The slight upward revision to growth last quarter reflected more business spending on software than previously estimated and less imports of petroleum. Stronger software spending and a smaller import bill offset a downward revision to consumer spending.
Compared to the second quarter of 2017, the economy grew 2.9 percent instead of the previously reported 2.8 percent. Output expanded 3.2 percent in the first half of 2018, rather than the 3.1 percent estimated last month. The Trump administration has set a target of 3 percent annual growth, which economists say is unsustainable because of structural constraints.
Robust growth in the second quarter was driven by one-off factors such as a $1.5 trillion tax cut package, which provided a jolt to consumer spending after a lackluster first quarter, and a front-loading of soybean exports to China to beat retaliatory trade tariffs.
There are signs some of the momentum was lost early in the third quarter.

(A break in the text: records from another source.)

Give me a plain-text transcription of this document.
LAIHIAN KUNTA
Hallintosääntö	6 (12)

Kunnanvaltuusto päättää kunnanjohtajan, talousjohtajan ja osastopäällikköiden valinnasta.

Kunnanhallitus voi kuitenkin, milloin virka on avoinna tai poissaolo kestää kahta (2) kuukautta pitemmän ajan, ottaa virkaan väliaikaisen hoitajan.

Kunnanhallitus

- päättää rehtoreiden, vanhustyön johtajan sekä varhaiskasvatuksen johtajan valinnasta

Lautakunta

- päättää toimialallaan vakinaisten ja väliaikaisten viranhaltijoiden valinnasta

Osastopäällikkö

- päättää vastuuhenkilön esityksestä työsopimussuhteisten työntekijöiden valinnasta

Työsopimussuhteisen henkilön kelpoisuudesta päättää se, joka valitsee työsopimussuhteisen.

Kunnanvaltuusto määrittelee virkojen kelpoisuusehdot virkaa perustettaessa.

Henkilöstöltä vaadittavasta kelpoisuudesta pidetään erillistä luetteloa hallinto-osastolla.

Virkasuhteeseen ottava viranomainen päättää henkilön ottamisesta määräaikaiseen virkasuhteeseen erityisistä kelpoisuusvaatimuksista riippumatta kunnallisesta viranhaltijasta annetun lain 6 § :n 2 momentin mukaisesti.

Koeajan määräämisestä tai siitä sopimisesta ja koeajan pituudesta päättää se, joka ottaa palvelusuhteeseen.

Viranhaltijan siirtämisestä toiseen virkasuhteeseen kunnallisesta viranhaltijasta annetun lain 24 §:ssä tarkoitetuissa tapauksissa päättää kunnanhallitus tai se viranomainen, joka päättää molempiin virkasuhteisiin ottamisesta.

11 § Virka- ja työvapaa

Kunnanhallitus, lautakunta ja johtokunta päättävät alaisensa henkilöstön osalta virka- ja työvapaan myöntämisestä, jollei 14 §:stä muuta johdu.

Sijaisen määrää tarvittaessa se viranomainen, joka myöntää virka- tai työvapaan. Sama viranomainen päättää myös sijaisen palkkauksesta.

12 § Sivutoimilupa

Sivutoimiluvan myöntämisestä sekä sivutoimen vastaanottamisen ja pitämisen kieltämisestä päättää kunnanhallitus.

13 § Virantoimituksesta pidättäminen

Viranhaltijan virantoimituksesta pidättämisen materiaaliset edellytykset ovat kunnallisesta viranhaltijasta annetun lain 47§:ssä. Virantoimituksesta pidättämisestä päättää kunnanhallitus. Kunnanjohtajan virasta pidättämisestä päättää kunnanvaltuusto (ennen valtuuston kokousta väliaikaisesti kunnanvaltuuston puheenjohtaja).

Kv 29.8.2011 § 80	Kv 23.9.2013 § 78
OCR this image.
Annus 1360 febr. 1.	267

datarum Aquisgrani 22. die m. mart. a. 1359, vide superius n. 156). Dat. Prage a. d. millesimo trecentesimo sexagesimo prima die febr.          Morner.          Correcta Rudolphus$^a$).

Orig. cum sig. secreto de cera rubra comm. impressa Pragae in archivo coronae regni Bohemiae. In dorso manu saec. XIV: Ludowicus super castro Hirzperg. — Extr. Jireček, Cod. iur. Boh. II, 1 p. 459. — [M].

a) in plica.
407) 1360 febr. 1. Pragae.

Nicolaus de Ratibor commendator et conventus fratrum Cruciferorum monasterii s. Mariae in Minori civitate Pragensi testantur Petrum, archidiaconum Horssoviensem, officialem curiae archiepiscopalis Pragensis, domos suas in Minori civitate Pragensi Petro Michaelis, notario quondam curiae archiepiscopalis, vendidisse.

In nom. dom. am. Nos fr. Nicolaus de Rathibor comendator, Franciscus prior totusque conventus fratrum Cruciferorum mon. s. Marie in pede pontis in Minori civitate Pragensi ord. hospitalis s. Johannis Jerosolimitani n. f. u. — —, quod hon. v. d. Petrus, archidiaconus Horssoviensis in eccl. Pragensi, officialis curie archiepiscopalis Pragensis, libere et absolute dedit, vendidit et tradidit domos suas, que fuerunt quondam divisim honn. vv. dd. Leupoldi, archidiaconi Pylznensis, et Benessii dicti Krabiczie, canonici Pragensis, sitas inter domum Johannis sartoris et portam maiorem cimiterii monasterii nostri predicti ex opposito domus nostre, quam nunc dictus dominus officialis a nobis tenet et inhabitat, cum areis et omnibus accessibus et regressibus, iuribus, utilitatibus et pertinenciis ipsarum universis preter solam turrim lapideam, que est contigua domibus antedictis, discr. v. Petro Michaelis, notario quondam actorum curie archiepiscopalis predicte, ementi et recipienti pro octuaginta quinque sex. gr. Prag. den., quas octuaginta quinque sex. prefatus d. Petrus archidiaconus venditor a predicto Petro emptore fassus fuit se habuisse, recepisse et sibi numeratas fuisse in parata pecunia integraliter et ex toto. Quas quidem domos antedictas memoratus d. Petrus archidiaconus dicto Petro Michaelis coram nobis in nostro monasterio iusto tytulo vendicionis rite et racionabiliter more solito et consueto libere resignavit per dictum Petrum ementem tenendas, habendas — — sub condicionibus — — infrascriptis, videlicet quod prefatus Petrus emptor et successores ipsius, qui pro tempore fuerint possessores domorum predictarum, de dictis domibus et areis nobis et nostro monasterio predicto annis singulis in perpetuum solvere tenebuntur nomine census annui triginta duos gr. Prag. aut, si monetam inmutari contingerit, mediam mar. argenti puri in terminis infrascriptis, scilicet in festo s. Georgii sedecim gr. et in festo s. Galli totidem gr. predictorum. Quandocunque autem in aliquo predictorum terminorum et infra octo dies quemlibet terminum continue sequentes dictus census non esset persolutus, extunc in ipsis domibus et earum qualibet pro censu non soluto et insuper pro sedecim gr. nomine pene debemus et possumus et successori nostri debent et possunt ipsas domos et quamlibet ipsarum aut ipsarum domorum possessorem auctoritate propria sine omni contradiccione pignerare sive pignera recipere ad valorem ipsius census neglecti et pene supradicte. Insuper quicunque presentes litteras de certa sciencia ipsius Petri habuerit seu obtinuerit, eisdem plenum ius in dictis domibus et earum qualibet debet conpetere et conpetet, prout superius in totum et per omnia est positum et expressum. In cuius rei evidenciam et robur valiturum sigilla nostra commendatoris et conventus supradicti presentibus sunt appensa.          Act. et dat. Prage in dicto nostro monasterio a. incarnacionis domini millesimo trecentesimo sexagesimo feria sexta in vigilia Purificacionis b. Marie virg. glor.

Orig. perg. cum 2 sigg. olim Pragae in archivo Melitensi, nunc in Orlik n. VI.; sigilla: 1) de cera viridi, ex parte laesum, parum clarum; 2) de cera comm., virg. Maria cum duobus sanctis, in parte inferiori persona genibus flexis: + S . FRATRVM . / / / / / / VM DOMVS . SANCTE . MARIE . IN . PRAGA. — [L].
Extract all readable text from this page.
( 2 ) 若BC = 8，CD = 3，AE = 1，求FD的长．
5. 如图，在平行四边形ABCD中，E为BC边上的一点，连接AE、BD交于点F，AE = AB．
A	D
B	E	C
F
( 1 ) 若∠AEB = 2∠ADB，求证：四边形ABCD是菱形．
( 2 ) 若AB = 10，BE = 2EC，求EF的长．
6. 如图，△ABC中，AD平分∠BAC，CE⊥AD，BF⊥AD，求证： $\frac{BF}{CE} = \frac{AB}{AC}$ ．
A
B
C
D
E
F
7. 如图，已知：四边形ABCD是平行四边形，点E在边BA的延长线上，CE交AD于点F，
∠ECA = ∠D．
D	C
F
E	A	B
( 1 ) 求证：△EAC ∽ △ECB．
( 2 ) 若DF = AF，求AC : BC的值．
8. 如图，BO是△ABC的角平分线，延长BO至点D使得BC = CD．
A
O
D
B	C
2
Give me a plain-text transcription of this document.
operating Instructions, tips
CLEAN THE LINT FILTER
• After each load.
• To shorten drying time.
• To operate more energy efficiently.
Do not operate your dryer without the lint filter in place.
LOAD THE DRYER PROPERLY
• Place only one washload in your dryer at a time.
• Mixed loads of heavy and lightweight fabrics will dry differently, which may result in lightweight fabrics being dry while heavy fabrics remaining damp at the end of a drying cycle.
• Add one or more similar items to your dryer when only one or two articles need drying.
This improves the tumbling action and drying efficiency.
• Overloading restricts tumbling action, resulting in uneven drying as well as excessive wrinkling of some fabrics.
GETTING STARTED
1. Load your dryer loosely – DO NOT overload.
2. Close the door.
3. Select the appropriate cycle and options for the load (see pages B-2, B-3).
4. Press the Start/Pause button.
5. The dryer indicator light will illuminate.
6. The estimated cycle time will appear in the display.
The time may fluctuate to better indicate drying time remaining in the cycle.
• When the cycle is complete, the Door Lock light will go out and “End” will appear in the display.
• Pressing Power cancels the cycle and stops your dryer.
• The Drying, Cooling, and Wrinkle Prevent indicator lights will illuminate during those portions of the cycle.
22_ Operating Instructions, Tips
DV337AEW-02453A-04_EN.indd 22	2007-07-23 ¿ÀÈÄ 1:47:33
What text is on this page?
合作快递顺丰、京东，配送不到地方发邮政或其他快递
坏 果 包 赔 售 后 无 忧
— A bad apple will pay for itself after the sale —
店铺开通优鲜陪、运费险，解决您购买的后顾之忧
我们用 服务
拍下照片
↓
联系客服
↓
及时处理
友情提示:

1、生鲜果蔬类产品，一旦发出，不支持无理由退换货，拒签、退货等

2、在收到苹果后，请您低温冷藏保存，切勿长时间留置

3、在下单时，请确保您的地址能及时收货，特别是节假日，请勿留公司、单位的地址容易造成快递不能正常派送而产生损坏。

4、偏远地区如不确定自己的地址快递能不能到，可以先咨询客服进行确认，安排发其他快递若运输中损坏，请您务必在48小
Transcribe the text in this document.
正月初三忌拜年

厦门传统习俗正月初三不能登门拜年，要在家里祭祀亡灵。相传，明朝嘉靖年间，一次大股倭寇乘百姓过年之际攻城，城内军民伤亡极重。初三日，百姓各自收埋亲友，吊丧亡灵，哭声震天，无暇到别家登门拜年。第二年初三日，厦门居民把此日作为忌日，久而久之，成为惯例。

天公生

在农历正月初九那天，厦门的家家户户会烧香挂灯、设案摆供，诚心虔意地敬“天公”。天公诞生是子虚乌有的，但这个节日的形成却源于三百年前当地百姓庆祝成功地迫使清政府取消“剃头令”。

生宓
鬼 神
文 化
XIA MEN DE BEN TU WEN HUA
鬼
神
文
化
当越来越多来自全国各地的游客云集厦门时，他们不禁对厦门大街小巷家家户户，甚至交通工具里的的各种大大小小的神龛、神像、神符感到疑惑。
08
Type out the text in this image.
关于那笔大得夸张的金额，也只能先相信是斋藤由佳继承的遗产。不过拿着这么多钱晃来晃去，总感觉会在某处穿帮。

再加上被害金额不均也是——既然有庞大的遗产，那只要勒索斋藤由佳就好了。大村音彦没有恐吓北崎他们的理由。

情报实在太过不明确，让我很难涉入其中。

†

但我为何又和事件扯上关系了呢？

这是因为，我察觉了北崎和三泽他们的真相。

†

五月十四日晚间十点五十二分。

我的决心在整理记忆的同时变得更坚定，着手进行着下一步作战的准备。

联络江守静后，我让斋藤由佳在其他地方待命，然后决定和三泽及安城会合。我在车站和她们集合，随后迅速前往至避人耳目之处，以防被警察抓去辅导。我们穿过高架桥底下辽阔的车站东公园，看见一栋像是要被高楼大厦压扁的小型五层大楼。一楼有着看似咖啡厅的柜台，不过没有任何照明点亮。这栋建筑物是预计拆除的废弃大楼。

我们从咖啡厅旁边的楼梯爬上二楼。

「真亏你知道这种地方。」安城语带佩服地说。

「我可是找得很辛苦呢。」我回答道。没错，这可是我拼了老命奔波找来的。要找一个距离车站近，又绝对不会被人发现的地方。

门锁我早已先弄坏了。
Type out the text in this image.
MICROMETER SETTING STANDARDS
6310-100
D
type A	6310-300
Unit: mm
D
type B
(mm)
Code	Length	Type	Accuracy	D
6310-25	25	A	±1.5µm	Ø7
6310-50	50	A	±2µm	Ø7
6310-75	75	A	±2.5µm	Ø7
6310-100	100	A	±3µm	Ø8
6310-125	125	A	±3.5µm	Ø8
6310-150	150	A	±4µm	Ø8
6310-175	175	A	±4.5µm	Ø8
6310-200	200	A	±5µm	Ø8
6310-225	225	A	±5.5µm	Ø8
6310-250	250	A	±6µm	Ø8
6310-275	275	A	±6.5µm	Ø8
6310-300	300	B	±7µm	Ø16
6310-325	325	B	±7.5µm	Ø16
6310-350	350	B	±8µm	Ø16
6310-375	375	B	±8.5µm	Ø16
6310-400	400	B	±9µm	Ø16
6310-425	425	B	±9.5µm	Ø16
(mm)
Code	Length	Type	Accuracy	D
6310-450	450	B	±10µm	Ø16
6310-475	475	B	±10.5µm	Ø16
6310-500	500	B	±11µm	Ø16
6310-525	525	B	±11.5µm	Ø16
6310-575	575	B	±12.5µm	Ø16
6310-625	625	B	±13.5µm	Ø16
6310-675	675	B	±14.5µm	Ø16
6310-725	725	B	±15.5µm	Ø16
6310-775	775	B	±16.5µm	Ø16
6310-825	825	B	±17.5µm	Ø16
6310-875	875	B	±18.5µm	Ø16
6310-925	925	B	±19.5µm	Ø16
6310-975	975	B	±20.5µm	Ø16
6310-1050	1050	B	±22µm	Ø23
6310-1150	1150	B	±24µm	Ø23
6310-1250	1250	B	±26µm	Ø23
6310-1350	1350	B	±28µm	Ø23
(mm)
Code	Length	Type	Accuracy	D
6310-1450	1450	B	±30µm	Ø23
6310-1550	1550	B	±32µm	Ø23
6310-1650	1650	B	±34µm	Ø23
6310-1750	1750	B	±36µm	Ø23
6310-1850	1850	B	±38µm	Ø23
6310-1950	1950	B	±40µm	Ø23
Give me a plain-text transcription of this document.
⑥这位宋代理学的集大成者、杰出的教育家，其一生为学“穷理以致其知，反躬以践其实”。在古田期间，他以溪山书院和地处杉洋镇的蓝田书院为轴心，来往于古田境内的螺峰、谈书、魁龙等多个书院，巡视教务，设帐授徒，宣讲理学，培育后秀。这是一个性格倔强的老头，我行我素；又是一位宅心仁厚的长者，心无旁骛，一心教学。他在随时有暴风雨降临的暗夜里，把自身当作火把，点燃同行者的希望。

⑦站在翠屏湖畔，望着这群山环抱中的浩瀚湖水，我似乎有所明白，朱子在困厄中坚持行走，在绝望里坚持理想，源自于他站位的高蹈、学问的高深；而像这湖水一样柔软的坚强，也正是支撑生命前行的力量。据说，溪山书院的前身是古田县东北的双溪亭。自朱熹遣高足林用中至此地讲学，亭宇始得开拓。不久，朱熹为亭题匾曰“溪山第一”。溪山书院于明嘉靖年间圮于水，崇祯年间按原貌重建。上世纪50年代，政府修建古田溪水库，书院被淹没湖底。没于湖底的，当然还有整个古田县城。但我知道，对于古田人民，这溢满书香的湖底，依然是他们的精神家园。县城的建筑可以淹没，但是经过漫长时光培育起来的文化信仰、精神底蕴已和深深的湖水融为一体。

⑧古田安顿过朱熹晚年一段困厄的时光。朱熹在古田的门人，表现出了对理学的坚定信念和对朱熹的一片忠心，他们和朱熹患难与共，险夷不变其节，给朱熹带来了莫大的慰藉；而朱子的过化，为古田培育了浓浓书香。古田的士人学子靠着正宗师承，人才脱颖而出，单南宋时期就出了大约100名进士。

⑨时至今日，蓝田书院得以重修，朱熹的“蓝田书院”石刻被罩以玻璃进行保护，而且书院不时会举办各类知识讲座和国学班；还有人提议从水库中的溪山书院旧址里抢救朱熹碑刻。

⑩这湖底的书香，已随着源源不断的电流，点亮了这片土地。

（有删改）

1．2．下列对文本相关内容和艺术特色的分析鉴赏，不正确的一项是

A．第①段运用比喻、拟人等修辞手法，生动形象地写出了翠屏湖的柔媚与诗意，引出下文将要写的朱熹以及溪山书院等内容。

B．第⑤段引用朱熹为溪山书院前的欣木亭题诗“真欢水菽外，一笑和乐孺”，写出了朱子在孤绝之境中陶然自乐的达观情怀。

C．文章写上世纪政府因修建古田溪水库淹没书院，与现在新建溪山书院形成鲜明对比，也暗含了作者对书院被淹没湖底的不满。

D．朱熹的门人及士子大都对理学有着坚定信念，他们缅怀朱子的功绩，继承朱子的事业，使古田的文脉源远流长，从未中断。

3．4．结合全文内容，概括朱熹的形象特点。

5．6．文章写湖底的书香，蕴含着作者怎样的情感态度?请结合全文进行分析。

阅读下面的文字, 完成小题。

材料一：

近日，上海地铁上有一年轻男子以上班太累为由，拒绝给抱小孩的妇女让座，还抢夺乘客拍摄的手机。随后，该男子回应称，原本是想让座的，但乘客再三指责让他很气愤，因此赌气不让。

The government reported on Tuesday that the goods trade deficit jumped 6.3 percent to $72.2 billion in July as a 6.7 percent plunge in food shipments weighed on exports.


BBC News
“Russia’s Putin softens pension reforms after outcry.”

Russian leader Vladimir Putin has softened planned pension changes following angry protests and a slump in his approval rating. He said the retirement age for women would be increased from 55 to 60 instead of to 63. But a five-year increase for men, to 65, would stay.
In a rare TV address, Mr Putin said the country’s working-age population was shrinking, making change essential. Unions have warned that many will not live long enough to claim a pension. Russian men have a life expectancy of 66 while for women it is 77, the World Health Organization says.
The issue has seen support for Mr Putin fall to 64% from 80%, according to VTsIOM state pollster. Mr Putin said the move to raise the retirement age for men and women had been delayed for years and risked causing inflation and increasing poverty.
Postponing it further would threaten the stability and security of Russian society, he said. «Any further delay would be irresponsible. Our decisions should be just and well-balanced,» he added.
Under the new plan, to be implemented from 2019, the retirement age for men will be increased gradually from 60 to 65. Before Mr Putin’s intervention women were to have to work another eight years from 55 to 63 – their planned retirement age has now been reduced to 60.


“Technology Shares Advance, Pound Strengthens.”

U.S. stocks held at fresh records, with technology shares pacing gains, as investors awaited the next developments on trade. The pound rallied after the European Union revived hopes of a Brexit deal before the U.K. exits the common area in March.
The S&P 500 Index churned near 2,900, a level it first breached Tuesday, as and Alphabet rose following an upbeat report from Morgan Stanley. Data that showed strength in the American economy bolstered the greenback. Emerging-market assets were under pressure and Treasuries edged higher.
Earlier, shares in Japan and Australia set the pace as the MSCI Asia Pacific Index climbed, though stocks in China dropped. The pound was steady as traders weighed news that the deadline for a Brexit deal may slip. The euro weakened after the Italian government was reported to be hoping for a new program of European Central Bank bond purchases.
Investors appear to lack some conviction as the Northern hemisphere’s traditional vacation period grinds to a close. U.S. stocks remain at an all-time high, while the rest of the world has been playing a gradual game of catch-up. However risks abound, from legal threats to President Trump’s administration and turmoil in emerging markets to ongoing trade tension between the world’s major economies.
Elsewhere, the Australian dollar dropped with bond yields as expectations for central bank interest-rate increases were slashed. Emerging-market currencies retreated as Turkey’s lira fell a third day.